Modeling daily flowering probabilities: Expected impact of climate change on Japanese cherry phenology
Global Change Biology, January 2013
Jenica M Allen, Maria A Terres, Toshio Katsuki, Kojiro Iwamoto, Hiromi Kobori, Hiroyoshi Higuchi, Richard B Primack, Adam M Wilson, Alan Gelfand, John A Silander, Allen JM, Terres MA, Katsuki T, Iwamoto K, Kobori H, Higuchi H, Primack RB, Wilson AM, Gelfand A, Silander JA, Allen, Jenica M., Terres, Maria A., Katsuki, Toshio, Iwamoto, Kojiro, Kobori, Hiromi, Higuchi, Hiroyoshi, Primack, Richard B., Wilson, Adam M., Gelfand, Alan, Silander, John A.
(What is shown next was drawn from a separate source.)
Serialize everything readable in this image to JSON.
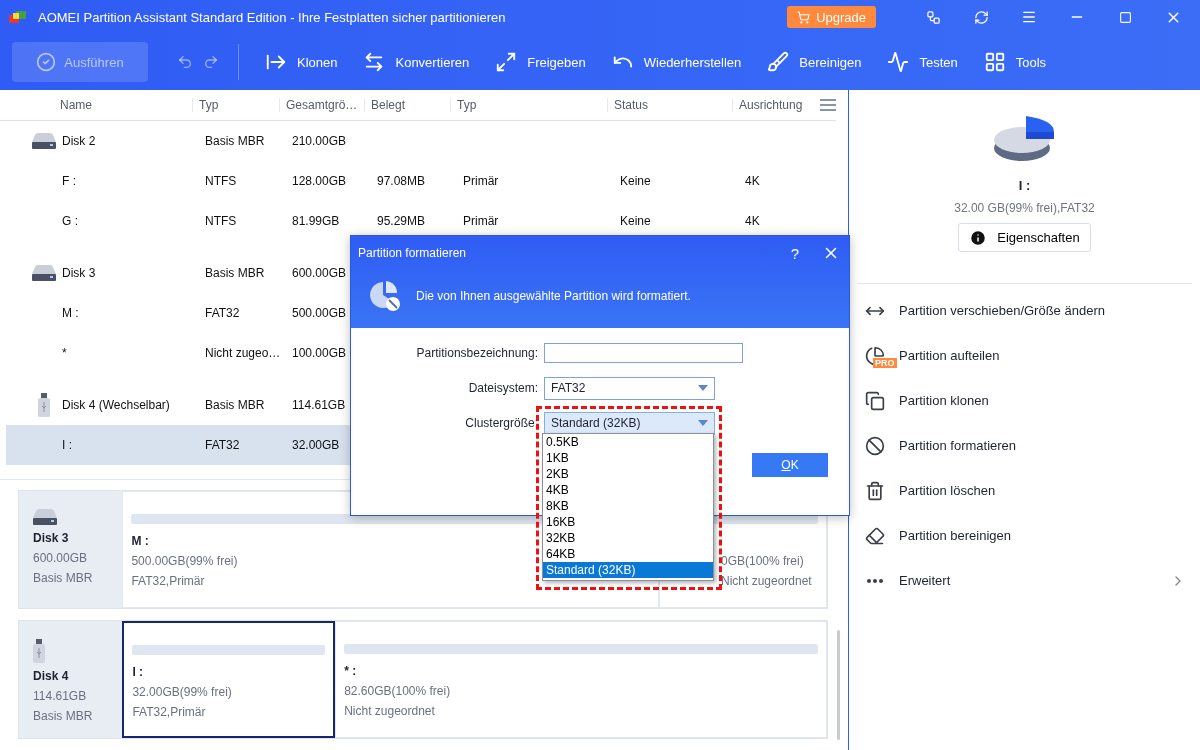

Understanding the drivers of phenological events is vital for forecasting species' responses to climate change. We developed flexible Bayesian survival regression models to assess a 29-year, individual-level time series of flowering phenology from four taxa of Japanese cherry trees (Prunus spachiana, Prunus × yedoensis, Prunus jamasakura, and Prunus lannesiana), from the Tama Forest Cherry Preservation Garden in Hachioji, Japan. Our modeling framework used time-varying (chill and heat units) and time-invariant (slope, aspect, and elevation) factors. We found limited differences among taxa in sensitivity to chill, but earlier flowering taxa, such as P. spachiana, were more sensitive to heat than later flowering taxa, such as P. lannesiana. Using an ensemble of three downscaled regional climate models under the A1B emissions scenario, we projected shifts in flowering timing by 2100. Projections suggest that each taxa will flower about 30 days earlier on average by 2100 with 2-6 days greater uncertainty around the species mean flowering date. Dramatic shifts in the flowering times of cherry trees may have implications for economically important cultural festivals in Japan and East Asia. The survival models used here provide a mechanistic modeling approach and are broadly applicable to any time-to-event phenological data, such as plant leafing, bird arrival time, and insect emergence. The ability to explicitly quantify uncertainty, examine phenological responses on a fine time scale, and incorporate conditions leading up to an event may provide future insight into phenologically driven changes in carbon balance and ecological mismatches of plants and pollinators in natural populations and horticultural crops.